I do think vitamins work in theory, but I don’t believe they get absorbed in the same way as nutrients from food. We also have to be careful about thinking a substance has a benefit for us when it was tested on populations that differ in genetic profile. For example, the benefits of fish oil are heralded as reducing heart disease, but it’s mostly tested on Asian populations where fish is a staple of their diet. The problem is that I’m not Asian. I also didn’t know exactly how these vitamins are made, and whether companies cut corners during the manufacturing process.
I haven’t noticed any obvious changes after stopping all supplementation. This is not surprising since most of their benefits are supposed to be long-term. If you happen to smoke cigarettes or take pharmaceutical or illegal drugs, you can halt those too for the purity challenge.
No porn
Lastly, I quit porn. I’m already familiar with the damaging effects of porn, particularly how it programs you to greatly desire sluts while harming long-term penis function, but what pushed me over the edge was that I was experiencing less spontaneous boners. For years I have been training myself to only get boners when I watched porn or was with a naked woman. Porn also caused me to masturbate not when I was horny but when I was bored.
Masturbating without porn meant that I had to be genuinely horny, enough to imagine sex with my mind, which I haven’t had to do in over 15 years. Since using your mind to masturbate isn’t as fun, the effect is you fap less and have a higher baseline of horniness that helps with your game.
Another big impact in not using porn is that I’m far more sensitive to seeing female flesh or images of girls in lingerie. It’s possible for me to get a half boner right now if I catch sight of a girl out my window in a bikini top. I’m 38 but feel that my penor vitality has gained a solid decade in youth. If you think you’re masturbating too much, you can also add no fap to the challenge.

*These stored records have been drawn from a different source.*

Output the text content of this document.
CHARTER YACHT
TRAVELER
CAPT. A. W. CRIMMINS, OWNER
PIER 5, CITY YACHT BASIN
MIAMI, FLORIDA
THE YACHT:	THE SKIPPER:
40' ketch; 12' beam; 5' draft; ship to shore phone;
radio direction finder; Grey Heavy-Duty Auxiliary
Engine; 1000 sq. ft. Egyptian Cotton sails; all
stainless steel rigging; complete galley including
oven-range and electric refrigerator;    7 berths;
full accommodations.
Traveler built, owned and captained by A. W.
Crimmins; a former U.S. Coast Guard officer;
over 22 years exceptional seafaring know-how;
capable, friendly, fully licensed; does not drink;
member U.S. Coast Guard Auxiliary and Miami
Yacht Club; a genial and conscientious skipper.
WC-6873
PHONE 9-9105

Lessons from the purity challenge
Even after the 30 days of the challenge passed, I decided to continue because of the strong benefits. Not drinking caffeine has stabilized my energy, forcing me to fix fatigue with rest and sleep instead of the short-term benefit of coffee. Not drinking alcohol has improved my ability to seek a different kind of connection with women while I enjoy better mood and sleep. Not taking supplements has pushed me out the door to get more sun while improving my diet. And not watching porn has given me more frequent boners and higher overall horniness.
Another change is that I’ve become extremely perceptive to tiny changes in my body. Coffee and alcohol tend to mask your natural state, but now I can link a change in energy or mood to either my previous nights’ sleep, a meal I just ate, bad news I received, or a tense conversation I experienced. It has become easy to connect why I’m feeling a certain state with my most recent actions. This has led me to conclude that getting proper sleep is the absolute best way to have a good day. Following that is is avoiding foods that have high glycemic index like pizza, which may cause you to feel sleepy, and steering clear of people who start arguments or drama.
The first two weeks of the purity challenge may be a drag for you as your body copes with withdrawal symptoms, so wait until weeks three and four to observe its true benefits. I’ll certainly backslide when it comes to alcohol and coffee, but at least I’ll remember that their benefits are cancelled out by costs which have a measurable impact on my body, and that existing mainly on sleep, food, light teas, and water puts me close to my most primal animalistic state.